Thursday, March 29, 2012

Anxiety Sucks.

Anxiety sucks.

I have developed a crippling fear of change. I'm not exaggerating about that either. I have had two break downs in the last two days because I am terrified of this amazing opportunity that is ahead of me this summer. See, I got a summer job. Yay! But it's 5 1/2 hours away and I'll be gone for 8 weeks. That scares the shit out of me. I hate the thought of being away from home for that long and that far away by myself. With no one I know. I won't have my friends or family. I won't have my dogs or my house. I won't have my room. The one place that is mine. The one place I can control basically everything. I won't have my bed or my computer or my obnoxiously pink walls. I'll be sharing a cabin with other people. I won't have a place to myself. I am terrified.

As I have gotten older and lived at home longer the more severe my anxiety gets. I panic at the thought of something changing. Thinking about being away makes me literally sick to my stomach. I want to quit and I haven't even signed a contract yet.

I hate this. I have literally made myself sick to get out of a situation that I was uncomfortable with so I could go back to "normal." I like my house and my room and my dog. It is comfortable and home. And every time a new opportunity comes up and I think to take it and then chicken out because I don't want to leave the comforts of my room. I am 22 years old and I am scared to leave my house how freak'n sad is that?! Like, come on! I just want to scream "GET OVER YOURSELF!" at me all the time.

I know God has a plan. I know I am meant to go work this camp. I can feel it in my bones. I just feel Satan taking a hold of me and exploiting my weakness for all its worth. I pray, I pray a lot. I pray "Please Lord, I am terrified!" I read Isaiah 41:13 over and over again. Still I feel this grasp Satan has and he's not letting go. I try to run to Christ because I know that He is the only one who can help me. But the closer summer gets the more real every thing gets. And the more terrified I become. I hate this I hate this I hate this!!!!!!!!!!!!!!

Why do I have to have literally life crippling anxiety? Why does it take over and consume me when I have an amazing opportunity right in front of me. It is so close I don't even have to stretch my arm out to grab it. It's practically being placed in my hand.

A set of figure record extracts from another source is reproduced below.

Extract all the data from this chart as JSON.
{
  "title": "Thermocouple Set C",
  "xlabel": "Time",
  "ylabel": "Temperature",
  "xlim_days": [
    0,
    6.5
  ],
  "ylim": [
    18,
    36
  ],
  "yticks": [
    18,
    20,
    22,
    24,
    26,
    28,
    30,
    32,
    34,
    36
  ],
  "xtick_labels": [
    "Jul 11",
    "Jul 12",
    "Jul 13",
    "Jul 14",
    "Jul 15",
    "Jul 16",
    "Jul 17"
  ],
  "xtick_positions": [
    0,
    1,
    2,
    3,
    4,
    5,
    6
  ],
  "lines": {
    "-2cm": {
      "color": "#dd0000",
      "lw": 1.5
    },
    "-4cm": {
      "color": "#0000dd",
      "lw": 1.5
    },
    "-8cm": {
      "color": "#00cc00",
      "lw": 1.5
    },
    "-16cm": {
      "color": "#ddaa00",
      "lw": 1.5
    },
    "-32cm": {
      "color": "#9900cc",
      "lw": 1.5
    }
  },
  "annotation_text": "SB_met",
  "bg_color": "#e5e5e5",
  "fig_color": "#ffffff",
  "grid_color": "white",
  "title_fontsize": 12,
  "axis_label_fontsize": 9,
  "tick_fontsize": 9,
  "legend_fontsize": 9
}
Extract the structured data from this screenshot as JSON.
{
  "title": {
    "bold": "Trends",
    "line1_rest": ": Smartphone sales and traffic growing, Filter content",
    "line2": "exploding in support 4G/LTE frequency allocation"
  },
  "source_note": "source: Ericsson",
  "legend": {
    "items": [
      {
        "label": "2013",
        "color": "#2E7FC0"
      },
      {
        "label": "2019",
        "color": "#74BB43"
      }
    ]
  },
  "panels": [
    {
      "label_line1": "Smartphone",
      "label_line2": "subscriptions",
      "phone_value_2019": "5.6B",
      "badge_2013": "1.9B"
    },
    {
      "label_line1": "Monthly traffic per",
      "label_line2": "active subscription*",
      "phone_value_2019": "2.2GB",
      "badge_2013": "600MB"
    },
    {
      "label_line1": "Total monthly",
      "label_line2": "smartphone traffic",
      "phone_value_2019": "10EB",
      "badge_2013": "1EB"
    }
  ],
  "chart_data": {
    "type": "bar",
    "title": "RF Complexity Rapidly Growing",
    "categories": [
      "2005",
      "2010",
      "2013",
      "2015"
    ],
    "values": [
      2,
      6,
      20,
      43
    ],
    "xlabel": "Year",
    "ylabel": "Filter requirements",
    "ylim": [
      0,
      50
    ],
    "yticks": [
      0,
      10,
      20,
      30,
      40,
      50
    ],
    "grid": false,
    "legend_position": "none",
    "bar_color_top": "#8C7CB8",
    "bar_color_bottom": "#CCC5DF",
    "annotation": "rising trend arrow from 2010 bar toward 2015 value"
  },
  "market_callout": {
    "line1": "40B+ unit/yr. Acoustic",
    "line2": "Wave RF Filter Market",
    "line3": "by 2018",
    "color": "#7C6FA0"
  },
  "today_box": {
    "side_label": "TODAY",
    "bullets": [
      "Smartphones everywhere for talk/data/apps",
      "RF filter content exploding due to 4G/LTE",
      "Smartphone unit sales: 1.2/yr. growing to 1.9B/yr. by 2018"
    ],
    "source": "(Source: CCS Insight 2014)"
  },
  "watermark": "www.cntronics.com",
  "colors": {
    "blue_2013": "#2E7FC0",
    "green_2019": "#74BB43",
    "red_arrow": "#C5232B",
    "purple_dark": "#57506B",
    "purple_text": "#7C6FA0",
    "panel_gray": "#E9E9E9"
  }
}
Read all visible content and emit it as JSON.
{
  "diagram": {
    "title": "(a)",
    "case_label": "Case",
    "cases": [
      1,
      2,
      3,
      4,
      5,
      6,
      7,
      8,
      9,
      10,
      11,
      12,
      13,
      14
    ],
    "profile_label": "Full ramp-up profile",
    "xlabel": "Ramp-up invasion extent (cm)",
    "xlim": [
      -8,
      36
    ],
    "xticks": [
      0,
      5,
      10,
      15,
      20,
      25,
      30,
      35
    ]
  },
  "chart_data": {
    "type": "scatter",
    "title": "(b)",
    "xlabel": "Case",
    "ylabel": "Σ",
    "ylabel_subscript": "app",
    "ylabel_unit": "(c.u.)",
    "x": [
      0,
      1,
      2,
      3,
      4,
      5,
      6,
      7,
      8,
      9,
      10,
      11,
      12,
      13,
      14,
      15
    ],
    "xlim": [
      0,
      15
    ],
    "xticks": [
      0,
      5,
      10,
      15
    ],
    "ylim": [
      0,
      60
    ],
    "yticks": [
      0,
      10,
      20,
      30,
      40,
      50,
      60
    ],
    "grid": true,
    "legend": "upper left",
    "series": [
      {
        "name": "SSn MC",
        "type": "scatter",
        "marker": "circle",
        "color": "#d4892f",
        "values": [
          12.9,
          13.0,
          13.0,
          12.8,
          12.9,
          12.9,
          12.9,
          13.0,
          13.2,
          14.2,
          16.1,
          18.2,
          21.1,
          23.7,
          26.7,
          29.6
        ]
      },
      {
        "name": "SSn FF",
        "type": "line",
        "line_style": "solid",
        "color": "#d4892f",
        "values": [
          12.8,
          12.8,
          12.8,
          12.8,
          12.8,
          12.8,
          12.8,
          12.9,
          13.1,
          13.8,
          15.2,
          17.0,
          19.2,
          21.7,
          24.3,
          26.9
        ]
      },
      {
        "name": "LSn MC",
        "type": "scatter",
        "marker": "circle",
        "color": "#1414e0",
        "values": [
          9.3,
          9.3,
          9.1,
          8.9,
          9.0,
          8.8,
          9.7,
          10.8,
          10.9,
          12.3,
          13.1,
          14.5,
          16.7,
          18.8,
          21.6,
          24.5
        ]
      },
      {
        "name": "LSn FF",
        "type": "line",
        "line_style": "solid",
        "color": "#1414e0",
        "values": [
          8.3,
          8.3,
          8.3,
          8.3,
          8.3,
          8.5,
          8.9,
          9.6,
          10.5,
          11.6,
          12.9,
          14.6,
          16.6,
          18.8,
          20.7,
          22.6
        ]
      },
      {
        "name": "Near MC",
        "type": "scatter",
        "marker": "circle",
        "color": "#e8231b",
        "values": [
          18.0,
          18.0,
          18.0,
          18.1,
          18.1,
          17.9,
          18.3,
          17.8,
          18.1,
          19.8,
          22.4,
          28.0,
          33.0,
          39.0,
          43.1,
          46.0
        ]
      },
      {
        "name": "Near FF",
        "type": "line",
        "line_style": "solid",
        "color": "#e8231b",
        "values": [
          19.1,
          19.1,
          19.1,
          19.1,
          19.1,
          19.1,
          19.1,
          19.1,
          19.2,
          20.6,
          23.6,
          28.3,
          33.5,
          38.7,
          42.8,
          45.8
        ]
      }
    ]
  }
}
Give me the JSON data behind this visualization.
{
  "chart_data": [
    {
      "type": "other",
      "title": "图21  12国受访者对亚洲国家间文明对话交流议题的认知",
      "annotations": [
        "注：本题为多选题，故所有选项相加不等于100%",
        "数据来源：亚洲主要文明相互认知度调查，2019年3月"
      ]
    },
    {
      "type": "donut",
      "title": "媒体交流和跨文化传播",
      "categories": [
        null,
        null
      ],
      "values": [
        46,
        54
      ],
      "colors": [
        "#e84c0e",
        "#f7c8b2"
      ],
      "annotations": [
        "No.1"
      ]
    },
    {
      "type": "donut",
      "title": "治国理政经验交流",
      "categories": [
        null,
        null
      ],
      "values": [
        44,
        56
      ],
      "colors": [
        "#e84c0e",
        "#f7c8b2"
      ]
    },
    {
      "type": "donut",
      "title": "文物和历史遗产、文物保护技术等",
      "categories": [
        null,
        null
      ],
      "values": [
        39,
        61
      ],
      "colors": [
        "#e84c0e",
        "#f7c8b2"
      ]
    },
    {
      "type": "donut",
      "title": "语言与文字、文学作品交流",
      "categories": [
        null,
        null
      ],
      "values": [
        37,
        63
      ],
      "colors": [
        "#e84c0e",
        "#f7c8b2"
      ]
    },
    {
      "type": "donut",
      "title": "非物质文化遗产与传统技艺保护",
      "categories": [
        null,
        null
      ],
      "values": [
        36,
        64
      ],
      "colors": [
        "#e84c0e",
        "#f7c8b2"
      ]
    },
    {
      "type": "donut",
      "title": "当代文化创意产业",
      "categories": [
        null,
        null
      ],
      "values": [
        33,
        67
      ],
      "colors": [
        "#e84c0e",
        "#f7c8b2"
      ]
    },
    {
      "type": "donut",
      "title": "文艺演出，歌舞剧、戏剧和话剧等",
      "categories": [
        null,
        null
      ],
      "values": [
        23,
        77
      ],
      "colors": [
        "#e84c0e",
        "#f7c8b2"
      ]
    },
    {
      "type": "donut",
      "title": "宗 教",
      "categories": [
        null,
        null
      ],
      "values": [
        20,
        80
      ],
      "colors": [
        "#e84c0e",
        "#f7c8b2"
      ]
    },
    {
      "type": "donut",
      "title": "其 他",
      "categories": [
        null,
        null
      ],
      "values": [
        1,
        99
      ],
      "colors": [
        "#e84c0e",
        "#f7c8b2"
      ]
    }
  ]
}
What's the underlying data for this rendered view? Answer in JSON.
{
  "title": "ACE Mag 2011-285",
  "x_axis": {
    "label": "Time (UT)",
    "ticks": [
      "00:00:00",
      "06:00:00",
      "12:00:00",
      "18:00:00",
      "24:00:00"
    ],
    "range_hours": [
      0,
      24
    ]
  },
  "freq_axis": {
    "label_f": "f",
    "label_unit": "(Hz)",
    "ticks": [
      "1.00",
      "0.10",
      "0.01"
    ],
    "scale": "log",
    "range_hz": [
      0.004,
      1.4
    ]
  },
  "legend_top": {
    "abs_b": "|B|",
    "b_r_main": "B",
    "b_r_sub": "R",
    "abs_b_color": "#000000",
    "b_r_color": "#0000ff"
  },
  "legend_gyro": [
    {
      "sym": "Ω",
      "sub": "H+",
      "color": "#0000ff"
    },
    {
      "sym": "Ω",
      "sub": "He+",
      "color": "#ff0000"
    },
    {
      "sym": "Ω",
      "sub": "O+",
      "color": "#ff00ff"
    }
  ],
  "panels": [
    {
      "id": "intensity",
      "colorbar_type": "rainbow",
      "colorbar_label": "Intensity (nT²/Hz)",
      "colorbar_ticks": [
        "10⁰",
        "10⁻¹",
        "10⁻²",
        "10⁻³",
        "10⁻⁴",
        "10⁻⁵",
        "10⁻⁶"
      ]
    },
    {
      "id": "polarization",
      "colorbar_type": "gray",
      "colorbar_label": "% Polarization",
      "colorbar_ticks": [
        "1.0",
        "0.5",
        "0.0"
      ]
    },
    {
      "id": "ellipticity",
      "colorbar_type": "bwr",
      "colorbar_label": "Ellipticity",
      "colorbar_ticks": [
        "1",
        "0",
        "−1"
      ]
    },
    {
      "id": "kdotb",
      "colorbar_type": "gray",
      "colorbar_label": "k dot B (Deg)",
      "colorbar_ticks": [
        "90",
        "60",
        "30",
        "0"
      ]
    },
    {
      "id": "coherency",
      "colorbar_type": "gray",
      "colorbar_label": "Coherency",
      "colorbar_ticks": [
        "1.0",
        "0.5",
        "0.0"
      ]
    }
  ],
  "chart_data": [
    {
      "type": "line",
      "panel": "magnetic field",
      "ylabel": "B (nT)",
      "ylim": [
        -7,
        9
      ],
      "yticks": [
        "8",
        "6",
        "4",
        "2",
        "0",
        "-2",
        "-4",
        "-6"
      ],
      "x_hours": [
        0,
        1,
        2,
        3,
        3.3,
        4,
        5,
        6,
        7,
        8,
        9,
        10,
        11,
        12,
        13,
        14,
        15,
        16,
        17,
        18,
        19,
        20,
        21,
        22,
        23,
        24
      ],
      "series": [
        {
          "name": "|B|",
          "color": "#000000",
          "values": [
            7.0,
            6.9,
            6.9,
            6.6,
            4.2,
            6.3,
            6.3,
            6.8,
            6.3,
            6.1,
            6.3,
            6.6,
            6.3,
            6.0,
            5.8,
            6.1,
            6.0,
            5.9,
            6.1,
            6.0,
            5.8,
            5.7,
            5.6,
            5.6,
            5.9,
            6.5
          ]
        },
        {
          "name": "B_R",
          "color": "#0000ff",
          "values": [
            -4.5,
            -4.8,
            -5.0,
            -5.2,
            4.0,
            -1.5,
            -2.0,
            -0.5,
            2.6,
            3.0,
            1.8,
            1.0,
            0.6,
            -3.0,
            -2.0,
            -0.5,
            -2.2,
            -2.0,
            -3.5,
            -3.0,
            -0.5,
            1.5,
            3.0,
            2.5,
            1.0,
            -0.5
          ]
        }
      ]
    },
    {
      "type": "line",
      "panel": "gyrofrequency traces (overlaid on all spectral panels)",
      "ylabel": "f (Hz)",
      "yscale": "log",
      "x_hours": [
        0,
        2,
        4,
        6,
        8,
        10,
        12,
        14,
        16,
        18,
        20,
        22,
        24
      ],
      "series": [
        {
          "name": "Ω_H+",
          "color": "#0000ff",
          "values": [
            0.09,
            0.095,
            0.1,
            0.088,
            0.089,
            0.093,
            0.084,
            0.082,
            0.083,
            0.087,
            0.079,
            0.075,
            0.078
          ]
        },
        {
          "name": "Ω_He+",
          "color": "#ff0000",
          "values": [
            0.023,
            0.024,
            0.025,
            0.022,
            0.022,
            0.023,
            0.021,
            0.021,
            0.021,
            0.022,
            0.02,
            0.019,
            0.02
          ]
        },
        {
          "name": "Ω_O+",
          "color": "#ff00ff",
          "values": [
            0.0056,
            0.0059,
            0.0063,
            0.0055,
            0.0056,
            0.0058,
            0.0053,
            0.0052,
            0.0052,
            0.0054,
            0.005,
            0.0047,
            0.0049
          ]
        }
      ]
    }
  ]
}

I really wish I had told her that I couldn't be there until the 5th. Having a full day at home might help. But it might hurt as well. Make it even harder to go than it already is. My mom said she'll take me down there. And I need her to but how lame is that! I need my mom to take me so I don't just turn my car right back around and go home.

I'm exhausted and I'm pretty sure it's Satan's doing. He makes me think about all this stuff the week that I leave the house at 7 am and don't get home until almost midnight. I'm already tired so he takes this marvelous opportunity to latch on and make me flip and cry and call my mom at midnight because I am having a panic attack.

Lord, I need you! I'm a believer help me believe!

As exhaustion leads the way I am going to pass out any second so I'll wrap this up. I hate change, I have control issues, and I have horrible anxiety. I know I have these problems and I am trying to deal with them. I just hope I can get a hold of them before camp starts. BAH! I HATE THIS!!!!!!!!